Breanna Mitchell hat sich vermutlich nichts dabei gedacht. Ein Selfie mitten zwischen den Baracken von Auschwitz – macht das nicht jeder? Vielleicht hätte das junge Mädchen aus dem US-Bundestaat Alabama vorher fragen sollen. Der Sturm der Entrüstung, nachdem sie das Bild gepostet hatte, war jedenfalls groß. Nachvollziehbar sei die Aufregung indes nicht unbedingt gewesen, meint Piotr Cywinski, Direktor der Gedenkstätte Auschwitz.
"Man hat erwartet, dass sich ein Teenager genauso wie ein Universitätsprofessor verhält. Das ist absurd. Wenn Politiker nach Auschwitz kommen, dann nehmen sie schließlich doch auch immer ihre Fotografen mit. Man kann dem Mädchen keine böse Absicht unterstellen. Sie machte das Foto gleich nach dem sie rein kam. Sie fühlte die hier herrschende Thematik noch nicht."
Was ist angemessenes Verhalten?
Selfies auf dem Gelände von Auschwitz, sagt Cywinski seien natürlich ein Problem. Aber kein Drama. Der Teenager aus den USA ist jedenfalls kein Einzelfall. Immer wieder können die Fremdenführer beobachten, wie vor allem junge Menschen auf dem Gelände für Selbstaufnahmen posierten. Gedankenlosigkeit, meint Cywinski, mehr nicht.
"Sicher betrachten einige, die nach Auschwitz kommen das Lager als Touristenattraktion. Aber die Intentionen und Motive der Leute, spielen für mich keine besondere Rolle. Viel wichtiger ist, mit welchen Schlussfolgerungen sie das Gelände verlassen. Es ist oft so, dass die Jugendgruppen hierher gut gelaunt kommen, lachend aus ihren Bussen aussteigen und nach dem Besuch ganz still und konzentriert wieder wegfahren. Da ist schon ein gewaltiger Kontrast zu beobachten zwischen dem Verhalten bei der Ankunft und bei der Abfahrt der Busse."
Gedankenlosigkeit? - Geschmacklosigkeiten haben Ursachen
Selbstaufnahmen auf dem Gelände, fügt der Sprecher der Auschwitzgedenkstätte, Pawel Sawicki, seien bei Weitem nicht so schlimm, wie etwa die zahlreichen zum Teil professionellen Überlegungen, was man hier alles machen könnte.

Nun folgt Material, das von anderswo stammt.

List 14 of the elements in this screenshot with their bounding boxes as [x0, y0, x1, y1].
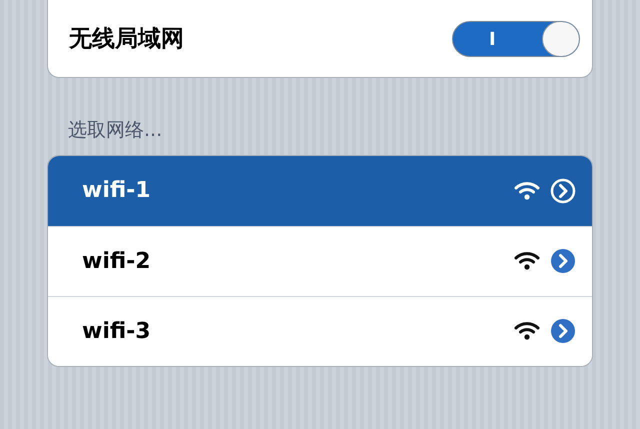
details-button[interactable]	[550, 318, 576, 344]
wifi-icon	[514, 321, 540, 341]
network-name: wifi-3	[82, 318, 151, 346]
wifi-icon	[514, 180, 540, 200]
network-row[interactable]: wifi-1	[48, 156, 592, 226]
wifi-icon	[514, 251, 540, 271]
details-button[interactable]	[550, 248, 576, 274]
network-name: wifi-2	[82, 248, 151, 276]
network-row[interactable]: wifi-3	[48, 296, 592, 366]
network-name: wifi-1	[82, 177, 151, 205]
wifi-label: 无线局域网	[69, 24, 184, 54]
section-title: 选取网络...	[68, 118, 164, 143]
wifi-toggle[interactable]: I	[452, 21, 580, 57]
details-button[interactable]	[550, 178, 576, 204]
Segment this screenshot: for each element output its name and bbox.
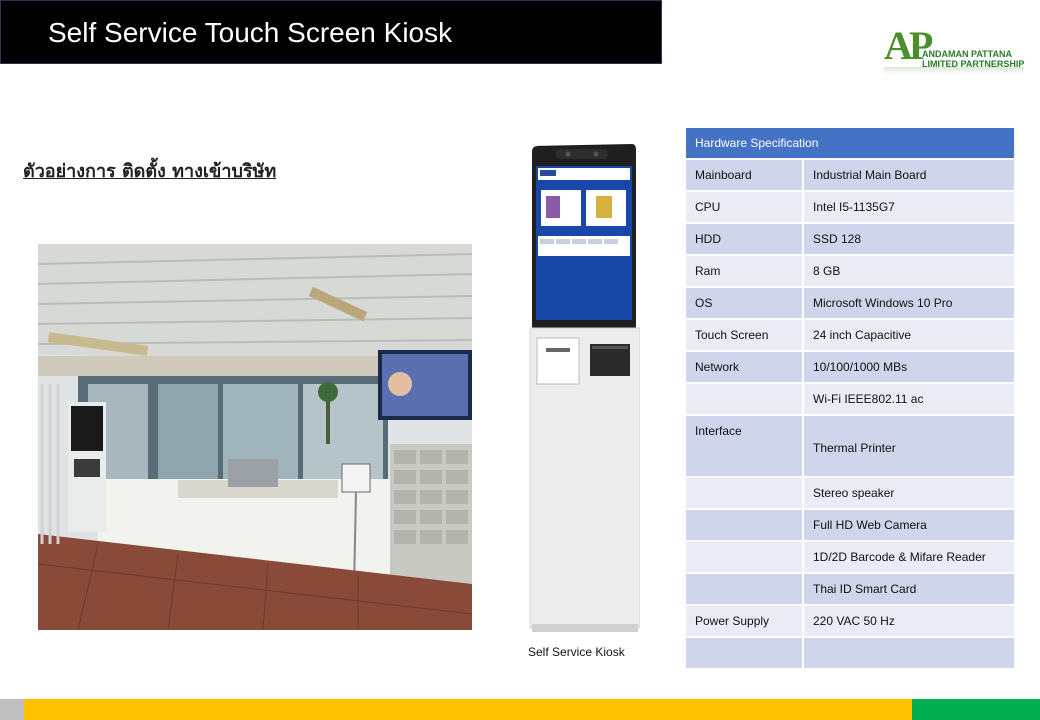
- table-row: 1D/2D Barcode & Mifare Reader: [686, 542, 1014, 572]
- company-logo: AP ANDAMAN PATTANA LIMITED PARTNERSHIP: [884, 26, 1029, 76]
- table-row: Thai ID Smart Card: [686, 574, 1014, 604]
- installation-photo-drawing: [38, 244, 472, 630]
- kiosk-product-image: [528, 144, 641, 634]
- table-row: Wi-Fi IEEE802.11 ac: [686, 384, 1014, 414]
- spec-label: Interface: [686, 416, 804, 476]
- slide-title: Self Service Touch Screen Kiosk: [48, 17, 453, 48]
- spec-value: 1D/2D Barcode & Mifare Reader: [804, 542, 1014, 572]
- spec-value: 10/100/1000 MBs: [804, 352, 1014, 382]
- spec-value: Intel I5-1135G7: [804, 192, 1014, 222]
- spec-value: Thermal Printer: [804, 416, 1014, 476]
- footer-bar-green: [912, 699, 1040, 720]
- logo-line-1: ANDAMAN PATTANA: [922, 49, 1012, 59]
- spec-label: Power Supply: [686, 606, 804, 636]
- installation-example-heading: ตัวอย่างการ ติดตั้ง ทางเข้าบริษัท: [23, 161, 277, 182]
- spec-value: Thai ID Smart Card: [804, 574, 1014, 604]
- spec-value: 24 inch Capacitive: [804, 320, 1014, 350]
- spec-value: 220 VAC 50 Hz: [804, 606, 1014, 636]
- footer-bar-yellow: [24, 699, 912, 720]
- logo-reflection: [884, 67, 1024, 75]
- spec-label: [686, 638, 804, 668]
- table-row: [686, 638, 1014, 668]
- table-row: Ram 8 GB: [686, 256, 1014, 286]
- kiosk-caption: Self Service Kiosk: [528, 645, 625, 659]
- spec-label: Touch Screen: [686, 320, 804, 350]
- spec-label: HDD: [686, 224, 804, 254]
- table-row: Stereo speaker: [686, 478, 1014, 508]
- table-row: Power Supply 220 VAC 50 Hz: [686, 606, 1014, 636]
- spec-value: [804, 638, 1014, 668]
- spec-label: [686, 478, 804, 508]
- table-row: OS Microsoft Windows 10 Pro: [686, 288, 1014, 318]
- spec-label: Network: [686, 352, 804, 382]
- table-row: Touch Screen 24 inch Capacitive: [686, 320, 1014, 350]
- spec-value: Stereo speaker: [804, 478, 1014, 508]
- table-row: HDD SSD 128: [686, 224, 1014, 254]
- spec-value: 8 GB: [804, 256, 1014, 286]
- hardware-spec-table: Hardware Specification Mainboard Industr…: [686, 126, 1014, 670]
- installation-photo: [38, 244, 472, 630]
- spec-label: [686, 574, 804, 604]
- table-header-row: Hardware Specification: [686, 128, 1014, 158]
- spec-label: Mainboard: [686, 160, 804, 190]
- spec-value: Industrial Main Board: [804, 160, 1014, 190]
- spec-value: Full HD Web Camera: [804, 510, 1014, 540]
- table-row: CPU Intel I5-1135G7: [686, 192, 1014, 222]
- spec-label: CPU: [686, 192, 804, 222]
- spec-label: Ram: [686, 256, 804, 286]
- spec-label: [686, 510, 804, 540]
- footer-bar-gray: [0, 699, 24, 720]
- table-header: Hardware Specification: [686, 128, 1014, 158]
- table-row: Network 10/100/1000 MBs: [686, 352, 1014, 382]
- kiosk-drawing: [529, 144, 641, 632]
- table-row: Mainboard Industrial Main Board: [686, 160, 1014, 190]
- spec-value: Wi-Fi IEEE802.11 ac: [804, 384, 1014, 414]
- spec-label: [686, 542, 804, 572]
- table-row: Full HD Web Camera: [686, 510, 1014, 540]
- spec-label: OS: [686, 288, 804, 318]
- spec-label: [686, 384, 804, 414]
- table-row: Interface Thermal Printer: [686, 416, 1014, 476]
- spec-value: SSD 128: [804, 224, 1014, 254]
- title-bar: Self Service Touch Screen Kiosk: [0, 0, 662, 64]
- spec-value: Microsoft Windows 10 Pro: [804, 288, 1014, 318]
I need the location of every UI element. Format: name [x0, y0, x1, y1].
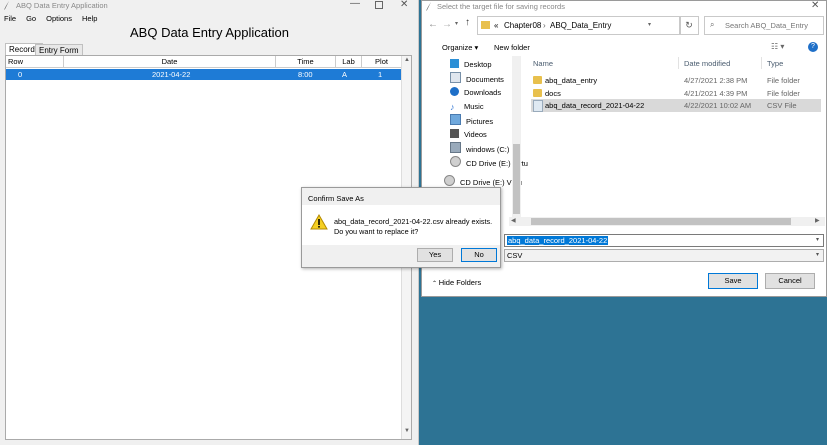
cell-time: 8:00	[298, 70, 313, 79]
horizontal-scrollbar[interactable]: ◀ ▶	[509, 217, 825, 226]
breadcrumb-chapter08[interactable]: Chapter08	[504, 21, 541, 30]
column-divider	[761, 57, 762, 69]
cell-plot: 1	[378, 70, 383, 79]
csv-file-icon	[533, 100, 543, 112]
cd-drive-icon	[444, 175, 455, 186]
recent-dropdown-icon[interactable]: ▾	[455, 20, 458, 27]
desktop-icon	[450, 59, 459, 68]
confirm-save-dialog: Confirm Save As abq_data_record_2021-04-…	[301, 187, 501, 268]
column-header-row[interactable]: Row	[6, 56, 64, 68]
horizontal-scroll-thumb[interactable]	[531, 218, 791, 225]
feather-icon	[4, 1, 10, 10]
file-row-abq-data-entry[interactable]: abq_data_entry 4/27/2021 2:38 PM File fo…	[531, 74, 821, 87]
menu-bar: File Go Options Help	[4, 14, 107, 23]
downloads-icon	[450, 87, 459, 96]
breadcrumb-separator: ›	[543, 21, 546, 30]
table-row[interactable]: 0 2021-04-22 8:00 A 1	[6, 69, 402, 80]
file-type-select[interactable]: CSV ▾	[504, 249, 824, 262]
column-header-type[interactable]: Type	[767, 59, 783, 68]
column-header-date-modified[interactable]: Date modified	[684, 59, 730, 68]
cd-drive-icon	[450, 156, 461, 167]
filename-field[interactable]: abq_data_record_2021-04-22 ▾	[504, 234, 824, 247]
confirm-title: Confirm Save As	[308, 194, 364, 203]
file-type-dropdown-icon[interactable]: ▾	[816, 251, 819, 258]
nav-scrollbar[interactable]	[512, 56, 521, 224]
cell-row: 0	[18, 70, 23, 79]
file-row-abq-data-record[interactable]: abq_data_record_2021-04-22 4/22/2021 10:…	[531, 99, 821, 112]
search-input[interactable]: ⌕ Search ABQ_Data_Entry	[704, 16, 824, 35]
confirm-body: abq_data_record_2021-04-22.csv already e…	[302, 205, 500, 245]
yes-button[interactable]: Yes	[417, 248, 453, 262]
scroll-right-icon[interactable]: ▶	[815, 217, 820, 224]
feather-icon	[426, 2, 432, 11]
scroll-up-icon[interactable]: ▲	[404, 57, 410, 63]
close-icon[interactable]: ✕	[400, 0, 408, 10]
view-options-icon[interactable]: ☷ ▾	[771, 42, 784, 51]
address-dropdown-icon[interactable]: ▾	[648, 21, 651, 28]
chevron-up-icon: ⌃	[432, 281, 439, 287]
column-header-name[interactable]: Name	[533, 59, 553, 68]
scroll-down-icon[interactable]: ▼	[404, 428, 410, 434]
search-placeholder: Search ABQ_Data_Entry	[725, 21, 808, 30]
folder-icon	[481, 21, 490, 29]
scroll-left-icon[interactable]: ◀	[511, 217, 516, 224]
menu-help[interactable]: Help	[82, 14, 97, 23]
hide-folders-toggle[interactable]: ⌃ Hide Folders	[432, 278, 481, 287]
nav-item-documents[interactable]: Documents	[450, 72, 504, 85]
save-button[interactable]: Save	[708, 273, 758, 289]
documents-icon	[450, 72, 461, 83]
column-header-time[interactable]: Time	[276, 56, 336, 68]
up-icon[interactable]: ↑	[465, 17, 470, 28]
menu-file[interactable]: File	[4, 14, 16, 23]
column-divider	[678, 57, 679, 69]
nav-item-pictures[interactable]: Pictures	[450, 114, 493, 127]
menu-go[interactable]: Go	[26, 14, 36, 23]
confirm-message-line2: Do you want to replace it?	[334, 227, 419, 236]
menu-options[interactable]: Options	[46, 14, 72, 23]
maximize-icon[interactable]	[375, 1, 383, 9]
warning-icon	[310, 214, 328, 230]
breadcrumb-overflow[interactable]: «	[494, 21, 498, 30]
nav-scroll-thumb[interactable]	[513, 144, 520, 214]
forward-icon[interactable]: →	[442, 19, 452, 30]
search-icon: ⌕	[710, 20, 715, 29]
close-icon[interactable]: ✕	[811, 0, 819, 11]
filename-value: abq_data_record_2021-04-22	[507, 236, 609, 245]
address-bar[interactable]: « Chapter08 › ABQ_Data_Entry ▾	[477, 16, 681, 35]
organize-button[interactable]: Organize ▾	[442, 43, 478, 52]
help-icon[interactable]: ?	[808, 42, 818, 52]
nav-item-downloads[interactable]: Downloads	[450, 86, 501, 99]
drive-icon	[450, 142, 461, 153]
window-title: ABQ Data Entry Application	[16, 1, 108, 10]
videos-icon	[450, 129, 459, 138]
minimize-icon[interactable]: —	[350, 0, 360, 9]
nav-item-desktop[interactable]: Desktop	[450, 58, 492, 71]
back-icon[interactable]: ←	[428, 19, 438, 30]
cancel-button[interactable]: Cancel	[765, 273, 815, 289]
file-type-value: CSV	[507, 251, 523, 260]
no-button[interactable]: No	[461, 248, 497, 262]
refresh-icon[interactable]: ↻	[679, 16, 699, 35]
confirm-message-line1: abq_data_record_2021-04-22.csv already e…	[334, 217, 493, 226]
cell-date: 2021-04-22	[152, 70, 191, 79]
dialog-title: Select the target file for saving record…	[437, 2, 565, 11]
filename-dropdown-icon[interactable]: ▾	[816, 236, 819, 243]
pictures-icon	[450, 114, 461, 125]
nav-item-music[interactable]: ♪ Music	[450, 100, 484, 113]
breadcrumb-abq-data-entry[interactable]: ABQ_Data_Entry	[550, 21, 611, 30]
folder-icon	[533, 89, 542, 97]
new-folder-button[interactable]: New folder	[494, 43, 530, 52]
music-icon: ♪	[450, 102, 455, 112]
column-header-plot[interactable]: Plot	[362, 56, 402, 68]
nav-item-windows-c[interactable]: windows (C:)	[450, 142, 509, 155]
nav-item-videos[interactable]: Videos	[450, 128, 487, 141]
folder-icon	[533, 76, 542, 84]
cell-lab: A	[342, 70, 348, 79]
column-header-lab[interactable]: Lab	[336, 56, 362, 68]
column-header-date[interactable]: Date	[64, 56, 276, 68]
app-heading: ABQ Data Entry Application	[130, 25, 289, 40]
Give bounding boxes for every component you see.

Überlegungen von PR-Agenturen zum Beispiel, wie sich die Art der Erinnerung an die Opfer des in Auschwitz verübten Massenverbrechens werbewirksam erweitern ließe. Wobei Vorschläge wie etwa Zehntausende weiße Tauben über dem KZ-Gelände aufsteigen zu lassen - schildert der polnische Journalist und Buchautor Michal Olszewski - noch zu den eher harmlosen gehörten.
"Es gibt immer wieder neue Ideen, wie man mehr Aufmerksamkeit für Auschwitz erzeugen könnte. Da gab es zum Beispiel den Vorschlag eines bekannten Modedesigners, am Tor gleich unter dem Schriftzug 'Arbeit macht frei' einen Laufsteg für Models zu errichten, um so die internationale Gemeinschaft für die damalige Tragödie zu sensibilisieren. Das ist grotesk und empörend. Es ist so, als ob mehrere Jahrzehnte nach dem Krieg das Gelände vom KZ-Lager uns nicht mehr ausreichen würde. Als ob die Erzählung darüber, was hier passierte, abgenutzt wäre. Als ob es Bedarf gäbe, hier etwas neues Interessantes machen zu müssen, um mehr Menschen anzulocken. Seltsame Geschichte."
Seltsam und geschmacklos meint auch der Sprecher der Gedenkstätte von Auschwitz. Insofern seien Selfies – solange sie nicht in böser Absicht gemacht würden – eher als zeitgemäß zu betrachten. Und eine bloße Touristenattraktion werde das Konzentrationslager ohnehin niemals werden können.